Kıtalar ya da ülkeler çapında sosyal yıkım
Kutuplaşma ya da uçurum, aynı zamanda belli kıtalar ya da bölgeler arasında da yaşanmaktadır. Bugün dünyanın bazı bölgeleri iktisadi bakımdan çölleşiyor. Afrika buna bir örnek; dışlanmış, gitgide uluslararası iktisadi yaşamın dışına itilmiş bir bölge sayılıyor, bazı araştırmacılarca. Sömürgecilik ve yakın dönemde yeni-sömürgecilik yoluyla bu kıtanın(212)yeraltı kaynakları yağmalanıp talan edildi. Yakın dönemde İMF ve Dünya Bankası’nın dayatmalarıyla, bazı ülkelerde başta tarım olmak üzere geleneksel üretim kolları çökertildi. Bunun yerini ise hiç de modern üretim tekniği ve kolları değil, fakat açlık, işsizlik, yoksulluk, bakımsızlık ve tüm bunların yolaçtığı kitlesel ölümler aldı. Somali gibi ülkelerde geleneksel ilişkilerin hakimiyeti altında insanlar hiç değilse geçinebiliyor, açlıktan ölmüyorlardı. Afrika’da bugünkü türden bir açlık ve kıtlık, bunun yolaçtığı kitlesel ölümler dün yoktu. Şimdi var, üstelik yaygın olarak.

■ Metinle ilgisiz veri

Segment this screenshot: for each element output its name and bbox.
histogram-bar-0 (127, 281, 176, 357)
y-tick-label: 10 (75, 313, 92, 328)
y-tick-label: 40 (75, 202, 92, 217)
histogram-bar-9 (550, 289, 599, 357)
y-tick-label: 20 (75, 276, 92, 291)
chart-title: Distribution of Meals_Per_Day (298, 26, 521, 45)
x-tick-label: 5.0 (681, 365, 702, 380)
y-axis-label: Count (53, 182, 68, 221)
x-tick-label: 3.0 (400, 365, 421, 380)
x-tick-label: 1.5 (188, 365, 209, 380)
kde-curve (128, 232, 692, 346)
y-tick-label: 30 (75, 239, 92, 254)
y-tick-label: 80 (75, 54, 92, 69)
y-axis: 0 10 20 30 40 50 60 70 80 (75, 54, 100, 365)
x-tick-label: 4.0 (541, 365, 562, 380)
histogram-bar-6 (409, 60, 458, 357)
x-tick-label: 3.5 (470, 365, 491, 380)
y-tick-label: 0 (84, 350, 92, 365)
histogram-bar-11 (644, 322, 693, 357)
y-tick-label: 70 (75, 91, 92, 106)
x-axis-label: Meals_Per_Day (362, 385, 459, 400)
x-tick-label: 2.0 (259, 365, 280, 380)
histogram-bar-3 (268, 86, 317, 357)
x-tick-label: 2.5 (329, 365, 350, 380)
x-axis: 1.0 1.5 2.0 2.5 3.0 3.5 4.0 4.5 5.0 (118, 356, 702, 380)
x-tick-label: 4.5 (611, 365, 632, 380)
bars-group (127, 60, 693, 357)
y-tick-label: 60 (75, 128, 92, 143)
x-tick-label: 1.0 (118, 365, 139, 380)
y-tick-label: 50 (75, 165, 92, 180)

Somali’ye özel askeri operasyonlar eşliğinde güya “insani yardım” yapıyorlar. Ama Somali’nin tarım ve hayvancılığı zamanında tam da İMF politikalarıyla çökertilmiştir. Bunu daha önce sözünü ettiğim Kanadalı bilim adamı, ismini andığım kitabında bütün açıklığı ve ayrıntılarıyla ortaya koyuyor. “Yoksulluğun Küreselleşmesi” kitabını okuyunuz, Somali’nin tarımının emperyalist dayatmalarla nasıl yıkıma uğratıldığını ve açlığın, yoksulluğun, kıtlığın İMF politikalarıyla nasıl adım adım yaratıldığını somut kanıtlarıyla göreceksiniz. Yalnız Somali de değil, Afrika’nın ve dünyanın birçok başka ülkesi üzerinden tüm bunlar, somut ve çarpıcı verileri eşliğinde, bir bilim adamının titiz ve kapsamlı çalışması sayesinde ortaya konulmuş söz konusu incelemede.